Lake in Leitrim/Roscommon, Ireland

Lough Allen is a lake on the River Shannon in northeastern Connacht, Ireland. Most of the lake is in County Leitrim, with a smaller part in County Roscommon. The lake lies to the south of the River Shannon's source, near the Iron Mountains, and is the uppermost of the three main lakes on the river. The other two, Lough Ree and Lough Derg are much further to the south.

==Geography==
Lough Allen, out of which the Shannon takes its source, is nine miles long, and three miles wide. The lake is shaped like an isosceles triangle. The Shannon enters the lake at the wider northern end and leaves the lake at the narrow southern end. Other rivers that feed the lake include the Diffagher (northwest), the Yellow (northeast), the Stoney (east) and the Arigna (southwest). The R280 regional road skirts the west side of the lake, while the R207 follows the east bank, from Ballinagleragh to Drumshanbo. The R200 road is on the north side of the lake, traveling west from Dowra to Drumkeeran. Slieve Anierin lie to the east of Lough Allen. There has been speculation that notable reserves of oil and gas lie beneath the Allen basin.

==Ecology==
Between c. 2001, water quality was reported to be excellent with an oligotrophic rating. (Note: Trophic states of "Oligotrophic" and "Mesotrophic" are desirable, but freshwater lakes rated 'Eutrophic' or 'Hypertrophic' indicates pollution.) The pike population is the "native Irish strain" (liús meaning 'Irish Pike') not the other European Pike strain (gailliasc meaning 'strange or foreign fish').
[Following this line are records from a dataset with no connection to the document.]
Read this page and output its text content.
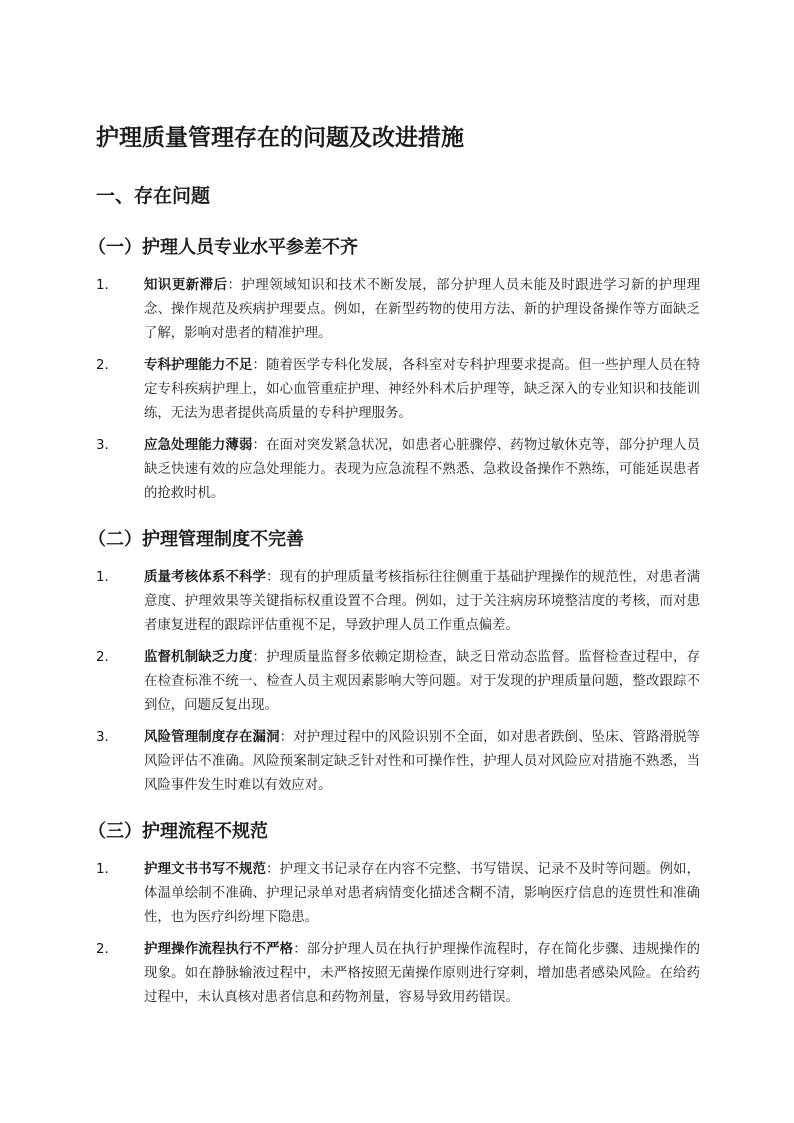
护理质量管理存在的问题及改进措施
一、存在问题
（一）护理人员专业水平参差不齐
1.	知识更新滞后：护理领域知识和技术不断发展，部分护理人员未能及时跟进学习新的护理理念、操作规范及疾病护理要点。例如，在新型药物的使用方法、新的护理设备操作等方面缺乏了解，影响对患者的精准护理。
2.	专科护理能力不足：随着医学专科化发展，各科室对专科护理要求提高。但一些护理人员在特定专科疾病护理上，如心血管重症护理、神经外科术后护理等，缺乏深入的专业知识和技能训练，无法为患者提供高质量的专科护理服务。
3.	应急处理能力薄弱：在面对突发紧急状况，如患者心脏骤停、药物过敏休克等，部分护理人员缺乏快速有效的应急处理能力。表现为应急流程不熟悉、急救设备操作不熟练，可能延误患者的抢救时机。
（二）护理管理制度不完善
1.	质量考核体系不科学：现有的护理质量考核指标往往侧重于基础护理操作的规范性，对患者满意度、护理效果等关键指标权重设置不合理。例如，过于关注病房环境整洁度的考核，而对患者康复进程的跟踪评估重视不足，导致护理人员工作重点偏差。
2.	监督机制缺乏力度：护理质量监督多依赖定期检查，缺乏日常动态监督。监督检查过程中，存在检查标准不统一、检查人员主观因素影响大等问题。对于发现的护理质量问题，整改跟踪不到位，问题反复出现。
3.	风险管理制度存在漏洞：对护理过程中的风险识别不全面，如对患者跌倒、坠床、管路滑脱等风险评估不准确。风险预案制定缺乏针对性和可操作性，护理人员对风险应对措施不熟悉，当风险事件发生时难以有效应对。
（三）护理流程不规范
1.	护理文书书写不规范：护理文书记录存在内容不完整、书写错误、记录不及时等问题。例如，体温单绘制不准确、护理记录单对患者病情变化描述含糊不清，影响医疗信息的连贯性和准确性，也为医疗纠纷埋下隐患。
2.	护理操作流程执行不严格：部分护理人员在执行护理操作流程时，存在简化步骤、违规操作的现象。如在静脉输液过程中，未严格按照无菌操作原则进行穿刺，增加患者感染风险。在给药过程中，未认真核对患者信息和药物剂量，容易导致用药错误。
The ecology of Lough Allen, and other Irish waterways, remain threatened by curly waterweed, zebra mussel, and freshwater clam invasive species.

==Prehistory==
Significant traces of Mesolithic inhabitation have been found around the lakeshore, with hundreds of stone tools collected. In total almost 1000 stone tools were collected during a set of surveys by Killian Driscoll, and 95% were formed on silicified dolomite, which outcrops locally. The remaining 5% were formed from flint, chert and quartz, along with the
shale/mudstone and basalt ground/polished axes. The majority of the stone tools are characteristic of the Later Mesolithic, with possible evidence for the Early Mesolithic and limited evidence for Neolithic activity. The assemblage includes a number of stone axes and axe roughouts, and the roughouts represent the first recorded, by the Irish Stone Axe Project, as found in a lakeside context in Ireland, with most previously provenanced examples coming from axe quarry sites.

==History==

===Ironworks===
Iron ore has been extracted at Slieve Anierin for millennia. From the early 17th century a number of mines and works were conveniently contiguous to Lough Allen, allowing for the transportation of iron ore over water to the ironworks in boats of up to forty tons. During the Irish Rebellion of 1641 nearly all ironworks were destroyed, but many were revived by the English after the Irish Confederate Wars. Extensive forests around Lough Allen before the 17th century were denuded to make charcoal for ironworks, the industry later collapsing in the 19th century.

===Reservoir===
On the construction of the Shannon hydroelectric scheme in 1925–9, the lake became a storage reservoir for the power station nearly 100 miles away, with sluices to control the flow into the river. This helps to maintain the flow during dry periods and manage flooding at other times. It made the Lough Allen Canal, which was rarely used by this time, unusable until restored in 1996.

===Regattas===
In the mid-19th century, regattas were held by M. O'Conor at Lough Allen Island which is also known as O'Reilly's Island at the southern end of the lake. The house is destroyed, and only a ruin now exists. Regatta parties were held at Birchill's House, Blackrock. E.K. Tenison of Kilronan Castle, the photographer, Captain Tottenham, Captain Birchill and Francis la Touche attended the Regatta parties. Among the yachts competing in the regattas were 'Corsair', 'Avenger', 'Querida', 'Meta' and 'Shamrock'. The Water Wags from Dun Laoghaire, organised a regatta on Lough Allen, in September 2015, for their 14'-3" long historic open clinker dinghies. competed in a regatta in 2014, including Penelope (1933), Scallywag, Swift, Moosmie (1910), Mollie, Chloe, Marie Louise (1927) and Good Hope. This was probably the first regatta on the lake since the mid-19th century.